HIV virus enters the body and begins to destroy T cells needed to fight infections. The disease alters the immune system, making people much more vulnerable to infections and diseases. This susceptibility worsens as the syndrome progresses.

The virus progresses in the absence of ART – a drug therapy that slows or prevents the growth of new HIV viruses.

Good nutrition is also vital to help improve the quality of life of persons living with HIV/Aids.
Infection with HIV damages the immune system, which leads to other infections such as fever and diarrhoea. These infections can lower food intake because they reduce appetite and interfere with the body’s ability to absorb food. As a result, the patient becomes malnourished, loses weight and is weakened, says World Health Organisation’s guidelines on better care of HIV/Aids infected persons.

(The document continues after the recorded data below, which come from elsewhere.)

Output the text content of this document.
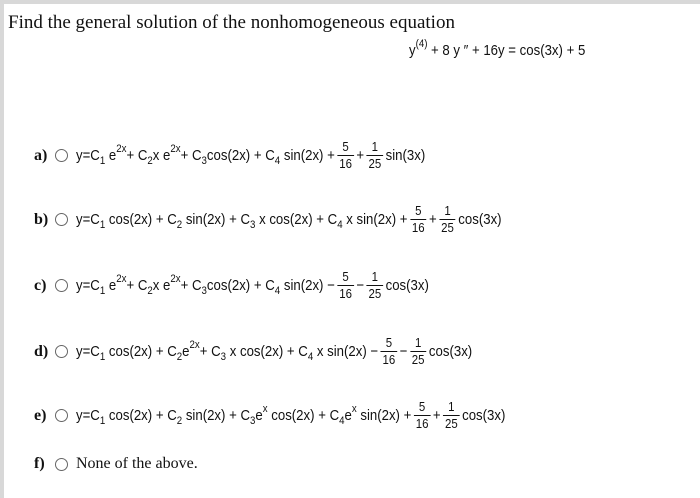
Find the general solution of the nonhomogeneous equation
y (4) + 8 y ″ + 16y = cos(3x) + 5
a)	y=C 1 e 2x + C 2 x e 2x + C 3 cos(2x) + C 4
$\sin(2x) + \frac{5}{16} + \frac{1}{25} \sin(3x)$
b) y=C 1
cos(2x) + C 2
sin(2x) + C 3
x cos(2x) + C 4
x $\sin(2x) + \frac{5}{16} + \frac{1}{25} \cos(3x)$
c)	y=C 1 e 2x + C 2 x e 2x + C 3 cos(2x) + C 4
$\sin(2x) - \frac{5}{16} - \frac{1}{25} \cos(3x)$
d) y=C 1
cos(2x) + C 2 e 2x + C 3
x cos(2x) + C 4
x $\sin(2x) - \frac{5}{16} - \frac{1}{25} \cos(3x)$
e)	y=C 1
cos(2x) + C 2
sin(2x) + C 3 e x
cos(2x) + C 4 e x
$\sin(2x) + \frac{5}{16} + \frac{1}{25} \cos(3x)$
f)	None of the above.
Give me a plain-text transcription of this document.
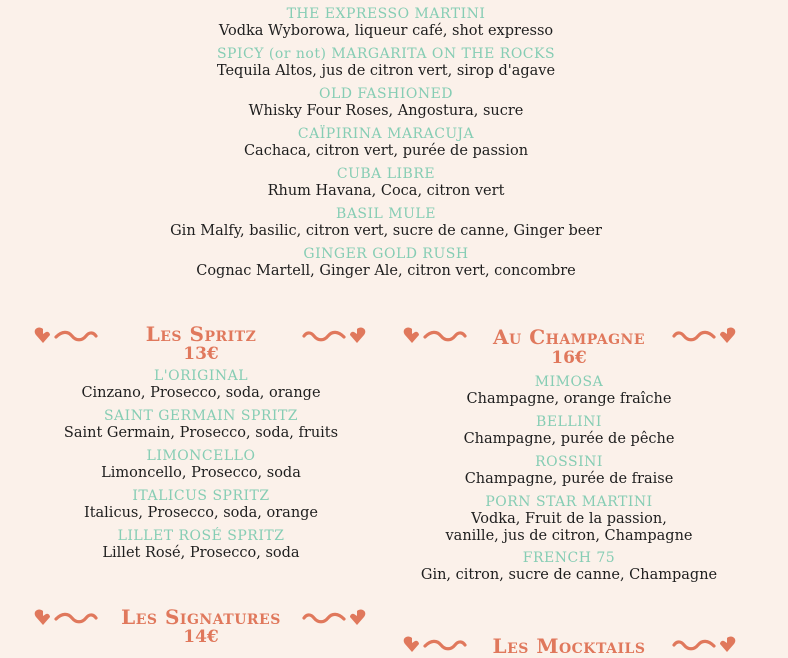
THE EXPRESSO MARTINI
Vodka Wyborowa, liqueur café, shot expresso
SPICY (or not) MARGARITA ON THE ROCKS
Tequila Altos, jus de citron vert, sirop d'agave
OLD FASHIONED
Whisky Four Roses, Angostura, sucre
CAÏPIRINA MARACUJA
Cachaca, citron vert, purée de passion
CUBA LIBRE
Rhum Havana, Coca, citron vert
BASIL MULE
Gin Malfy, basilic, citron vert, sucre de canne, Ginger beer
GINGER GOLD RUSH
Cognac Martell, Ginger Ale, citron vert, concombre
Les Spritz
13€
L'ORIGINAL
Cinzano, Prosecco, soda, orange
SAINT GERMAIN SPRITZ
Saint Germain, Prosecco, soda, fruits
LIMONCELLO
Limoncello, Prosecco, soda
ITALICUS SPRITZ
Italicus, Prosecco, soda, orange
LILLET ROSÉ SPRITZ
Lillet Rosé, Prosecco, soda
Au Champagne
16€
MIMOSA
Champagne, orange fraîche
BELLINI
Champagne, purée de pêche
ROSSINI
Champagne, purée de fraise
PORN STAR MARTINI
Vodka, Fruit de la passion,
vanille, jus de citron, Champagne
FRENCH 75
Gin, citron, sucre de canne, Champagne
Les Signatures
14€	Les Mocktails
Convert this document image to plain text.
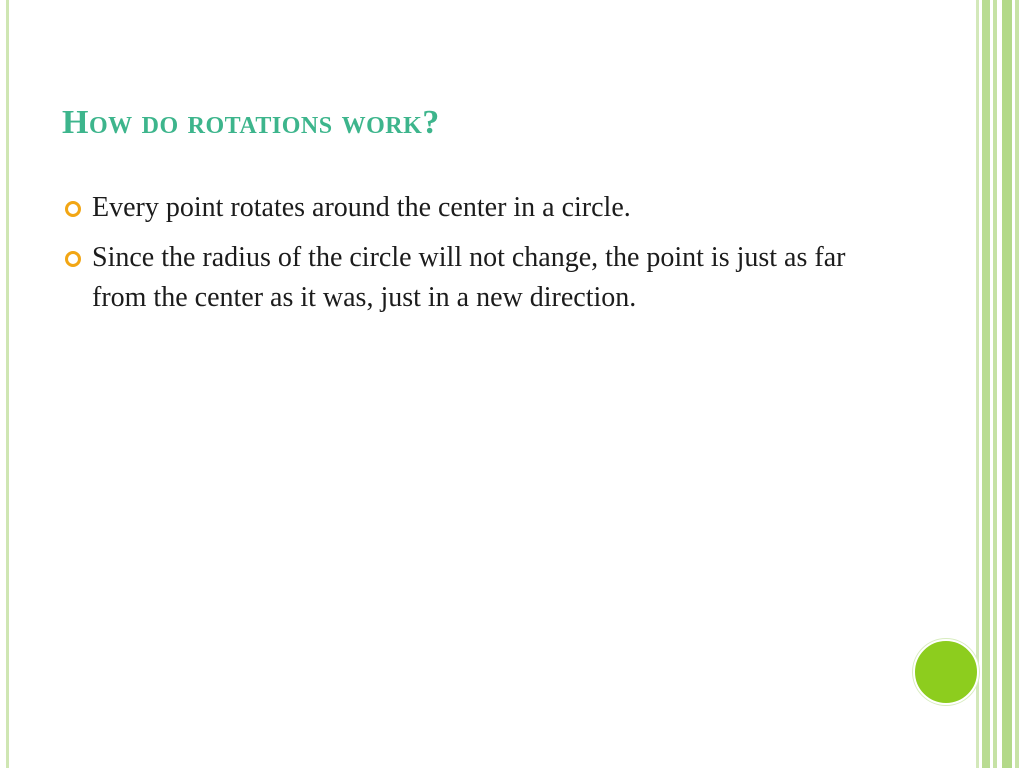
How do rotations work?
Every point rotates around the center in a circle.
Since the radius of the circle will not change, the point is just as far from the center as it was, just in a new direction.
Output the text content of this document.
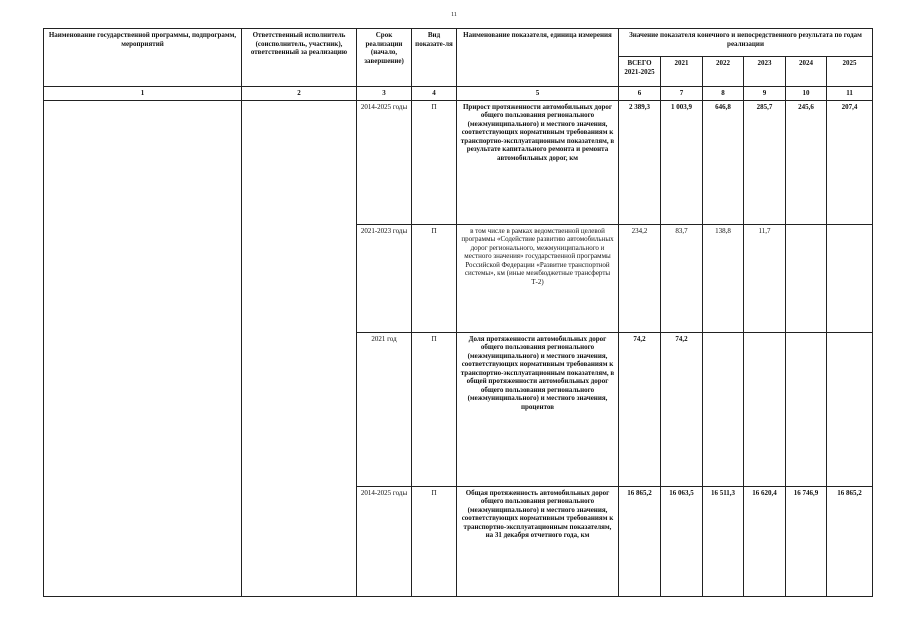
11
Наименование государственной программы, подпрограмм, мероприятий	Ответственный исполнитель (соисполнитель, участник), ответственный за реализацию	Срок реализации (начало, завершение)	Вид показате-ля	Наименование показателя, единица измерения	Значение показателя конечного и непосредственного результата по годам реализации					
					ВСЕГО 2021-2025	2021	2022	2023	2024	2025
1	2	3	4	5	6	7	8	9	10	11
		2014-2025 годы	П	Прирост протяженности автомобильных дорог общего пользования регионального (межмуниципального) и местного значения, соответствующих нормативным требованиям к транспортно-эксплуатационным показателям, в результате капитального ремонта и ремонта автомобильных дорог, км	2 389,3	1 003,9	646,8	285,7	245,6	207,4
		2021-2023 годы	П	в том числе в рамках ведомственной целевой программы «Содействие развитию автомобильных дорог регионального, межмуниципального и местного значения» государственной программы Российской Федерации «Развитие транспортной системы», км (иные межбюджетные трансферты Т-2)	234,2	83,7	138,8	11,7		
		2021 год	П	Доля протяженности автомобильных дорог общего пользования регионального (межмуниципального) и местного значения, соответствующих нормативным требованиям к транспортно-эксплуатационным показателям, в общей протяженности автомобильных дорог общего пользования регионального (межмуниципального) и местного значения, процентов	74,2	74,2				
		2014-2025 годы	П	Общая протяженность автомобильных дорог общего пользования регионального (межмуниципального) и местного значения, соответствующих нормативным требованиям к транспортно-эксплуатационным показателям, на 31 декабря отчетного года, км	16 865,2	16 063,5	16 511,3	16 620,4	16 746,9	16 865,2
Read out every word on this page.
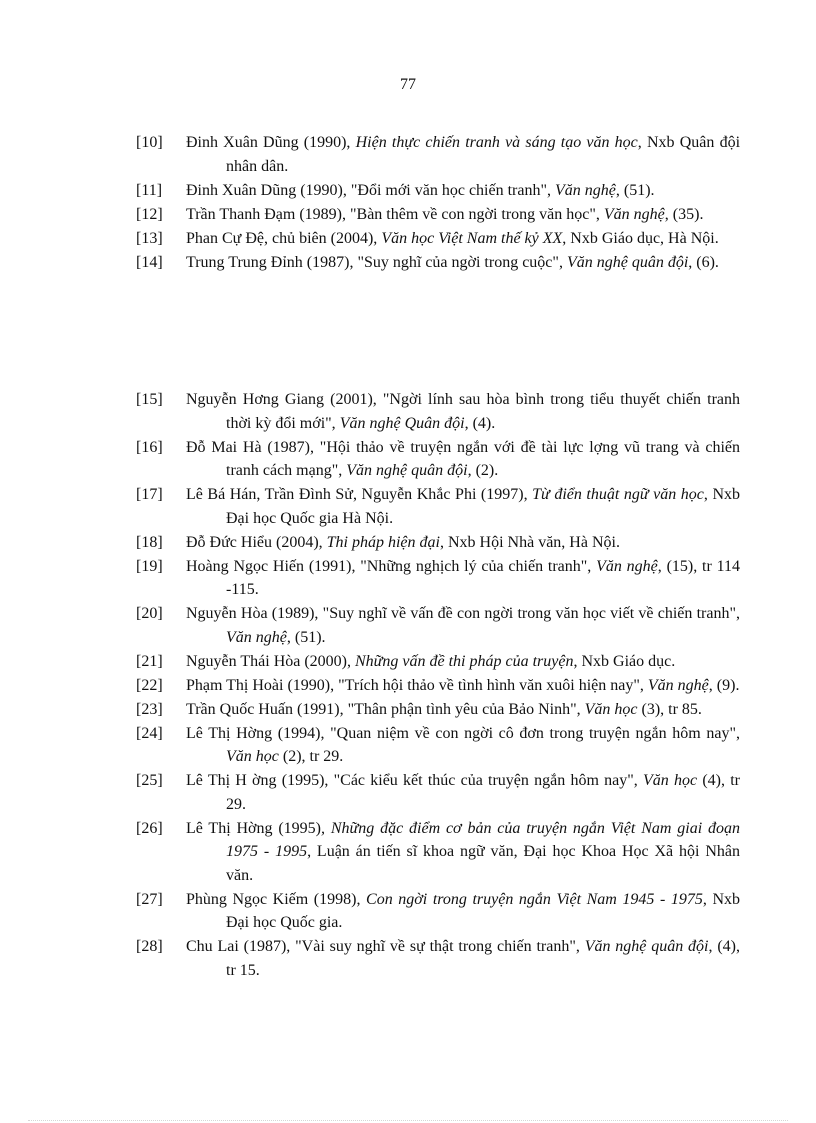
77
[10]	Đinh Xuân Dũng (1990), Hiện thực chiến tranh và sáng tạo văn học, Nxb Quân đội nhân dân.
[11]	Đinh Xuân Dũng (1990), "Đổi mới văn học chiến tranh", Văn nghệ, (51).
[12]	Trần Thanh Đạm (1989), "Bàn thêm về con ngời trong văn học", Văn nghệ, (35).
[13]	Phan Cự Đệ, chủ biên (2004), Văn học Việt Nam thế kỷ XX, Nxb Giáo dục, Hà Nội.
[14]	Trung Trung Đỉnh (1987), "Suy nghĩ của ngời trong cuộc", Văn nghệ quân đội, (6).
[15]	Nguyễn Hơng Giang (2001), "Ngời lính sau hòa bình trong tiểu thuyết chiến tranh thời kỳ đổi mới", Văn nghệ Quân đội, (4).
[16]	Đỗ Mai Hà (1987), "Hội thảo về truyện ngắn với đề tài lực lợng vũ trang và chiến tranh cách mạng", Văn nghệ quân đội, (2).
[17]	Lê Bá Hán, Trần Đình Sử, Nguyễn Khắc Phi (1997), Từ điển thuật ngữ văn học, Nxb Đại học Quốc gia Hà Nội.
[18]	Đỗ Đức Hiểu (2004), Thi pháp hiện đại, Nxb Hội Nhà văn, Hà Nội.
[19]	Hoàng Ngọc Hiến (1991), "Những nghịch lý của chiến tranh", Văn nghệ, (15), tr 114 -115.
[20]	Nguyễn Hòa (1989), "Suy nghĩ về vấn đề con ngời trong văn học viết về chiến tranh", Văn nghệ, (51).
[21]	Nguyễn Thái Hòa (2000), Những vấn đề thi pháp của truyện, Nxb Giáo dục.
[22]	Phạm Thị Hoài (1990), "Trích hội thảo về tình hình văn xuôi hiện nay", Văn nghệ, (9).
[23]	Trần Quốc Huấn (1991), "Thân phận tình yêu của Bảo Ninh", Văn học (3), tr 85.
[24]	Lê Thị Hờng (1994), "Quan niệm về con ngời cô đơn trong truyện ngắn hôm nay", Văn học (2), tr 29.
[25]	Lê Thị H ờng (1995), "Các kiểu kết thúc của truyện ngắn hôm nay", Văn học (4), tr 29.
[26]	Lê Thị Hờng (1995), Những đặc điểm cơ bản của truyện ngắn Việt Nam giai đoạn 1975 - 1995, Luận án tiến sĩ khoa ngữ văn, Đại học Khoa Học Xã hội Nhân văn.
[27]	Phùng Ngọc Kiếm (1998), Con ngời trong truyện ngắn Việt Nam 1945 - 1975, Nxb Đại học Quốc gia.
[28]	Chu Lai (1987), "Vài suy nghĩ về sự thật trong chiến tranh", Văn nghệ quân đội, (4), tr 15.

Adherence to the medication has been proven to help individuals attain viral suppression – that is reducing the viral load to the extent that HIV is no longer transmissible.

Currently, there is no vaccine or cure for HIV, but treatments have evolved which are much more effective and better tolerated and can improve patients’ general health and quality of life considerably.

Pumpkins are known to contain antioxidants that help protect the body from free radicals and provide ammunition to fight against opportunistic diseases.

Two years after Kenya Plant Health Inspectorate Services (Kephis) registered the vegetable as a national variety, farmers in warm and highland areas have embraced it.